Judgment Ridge directly influenced one of my own books. I wanted to see exactly how close to that terrifyingly random killing I could get and still meet the genre expectations of mystery. (I won't tell you which one it is. If you've read it, you'll know.) I still find myself flirting with that edge, and I wonder, do mystery readers always need a motive for murder? Or are they ready for truly realistic crime in their novels? After all, there's no reason given for Col. Mustard or Mrs. White to commit murder, They were there. The lead pipe was there. That was enough.


  1. Julia, I remember reading about those murders with absolute horror. Terrifying to think of people in the world who simply don't value the life of other humans...

    I don't know about readers of mystery fiction, but I suspect randomness would not make it past our editors!

  2. Julia, I think about his EVERY DAY. The randomness. What if I cross the street now? What if I hurry and make the light--or don't? Ah. If you think about it too much, it's so overwhelming.

    Mitch and Dick are pals of mine--they're both terrific, personally, and quite devoted journalists. Maybe we should invite them to visit JR! They'll be thrilled that you like their book.

    And Roberta, that's the thing too. The randomness of real life doesn't work at all in a mystery novel. (I saw the same old friend in the grocery store for the first time in ages about a month ago, then he was also there the very next time I shopped. And then--never again. It really happened. But in a mystery? No way.

  3. This is so true, Julia.
    Most true crimes are random, mindless, petty, sordid.

    We work hard to create fascinating villains, competting motives and crimes that stump the police.

    A local homicide detective said that they solve most murders--they are such simple crimes--husband bashes wife, gang member shoots rival gang member, youth shoots convenience store clerk. No glamor about them.
    That's why people read our books!

  4. There's news today that a couple sailing around the world and captured by pirates have been murdered.

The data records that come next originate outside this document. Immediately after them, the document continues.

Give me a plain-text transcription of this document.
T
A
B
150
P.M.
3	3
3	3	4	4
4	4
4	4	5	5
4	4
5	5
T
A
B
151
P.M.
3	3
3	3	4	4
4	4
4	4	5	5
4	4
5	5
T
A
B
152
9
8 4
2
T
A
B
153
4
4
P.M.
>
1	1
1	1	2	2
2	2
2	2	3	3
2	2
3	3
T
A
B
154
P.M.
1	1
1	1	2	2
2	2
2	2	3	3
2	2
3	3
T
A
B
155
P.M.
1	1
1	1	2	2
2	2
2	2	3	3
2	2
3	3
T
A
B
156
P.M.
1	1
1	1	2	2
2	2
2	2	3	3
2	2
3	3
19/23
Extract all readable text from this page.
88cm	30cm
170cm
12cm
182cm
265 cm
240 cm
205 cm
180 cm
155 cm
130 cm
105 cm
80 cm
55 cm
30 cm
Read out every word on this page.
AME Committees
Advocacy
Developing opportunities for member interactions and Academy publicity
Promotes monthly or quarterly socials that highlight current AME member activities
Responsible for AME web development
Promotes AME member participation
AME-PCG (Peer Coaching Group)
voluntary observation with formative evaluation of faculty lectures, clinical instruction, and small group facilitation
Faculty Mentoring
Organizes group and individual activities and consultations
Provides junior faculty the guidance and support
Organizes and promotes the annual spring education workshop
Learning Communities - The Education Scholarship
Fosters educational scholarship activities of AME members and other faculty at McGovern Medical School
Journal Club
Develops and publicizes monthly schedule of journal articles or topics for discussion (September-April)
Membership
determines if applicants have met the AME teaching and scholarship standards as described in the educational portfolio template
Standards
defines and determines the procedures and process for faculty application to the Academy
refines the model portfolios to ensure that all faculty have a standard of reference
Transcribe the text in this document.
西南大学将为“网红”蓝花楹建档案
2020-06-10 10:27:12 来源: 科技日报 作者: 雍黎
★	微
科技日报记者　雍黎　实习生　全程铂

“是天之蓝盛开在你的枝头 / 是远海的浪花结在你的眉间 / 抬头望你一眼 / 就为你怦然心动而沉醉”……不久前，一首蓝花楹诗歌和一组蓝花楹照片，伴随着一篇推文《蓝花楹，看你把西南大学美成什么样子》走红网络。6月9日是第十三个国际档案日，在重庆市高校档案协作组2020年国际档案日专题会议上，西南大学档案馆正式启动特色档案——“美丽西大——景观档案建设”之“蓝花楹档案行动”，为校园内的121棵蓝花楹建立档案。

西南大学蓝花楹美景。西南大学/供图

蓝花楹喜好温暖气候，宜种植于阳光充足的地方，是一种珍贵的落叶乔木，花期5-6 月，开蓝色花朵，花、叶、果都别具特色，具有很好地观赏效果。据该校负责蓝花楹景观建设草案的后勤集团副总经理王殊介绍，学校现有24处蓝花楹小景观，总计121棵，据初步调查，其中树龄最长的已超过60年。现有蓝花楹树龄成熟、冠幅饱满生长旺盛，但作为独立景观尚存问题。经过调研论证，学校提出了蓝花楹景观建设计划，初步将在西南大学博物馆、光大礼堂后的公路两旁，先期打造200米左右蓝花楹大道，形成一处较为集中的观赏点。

Horrifying, random. It's a combination that makes us all feel so powerless.

    On random events in a mystery novel - I remember reading one where a woman is standing in a parking lot and a car drives by and shoots the woman standing next to her dead. I stopped reading. TOO random... I guess because the character/bystander is the series sleuth. Crimes she gets involved in have to meet a higher standard of credibility

  5. Julia,
    i LOVED Judgement Ridge - it was a terrific book. And yes, it makes you think... especially the part where these kids tried another house first.

    A whole lot of readers love serial killer books - and pretty much all serial killers attack randomly. But I'm not sure those are the same readers of mysteries.

  6. I think that may be why people read mysteries. We watch the news and realize random violence is all around us. A well-crafted mystery lets us pretend for awhile that murderers have a reason for their crimes--and that we will never be victims.

  7. You are so right, Silver. And, as you say, it's an illusion.

  8. Reading this, I realized that in my mind I differentiate between somebody being 'murdered' and somebody being 'killed'.

  9. Hank, I think it would be wonderful if you could ask the authors for a visit. I thought Judgment Ridge was one of the best true crime books I've ever read--especially since they had the challenge of presenting a senseless, motiveless crime in a logical and suspenseful way.

    I have a theory that we deal with random crime in fiction through the slasher/serial killer genre. But I'll save that for another True Crime Friday!

  10. Julia-
    How lovely to see you here! So glad you decided to join the charming and interesting band at Jungle Red.

    As a huge control freak, I definitely can't stand the idea of a random murder happening to me or someone I love. It sometimes helps to think about how small our chances are to have something so horrible happen to us--but not always. And you're right, randomness just wouldn't work in traditional mysteries.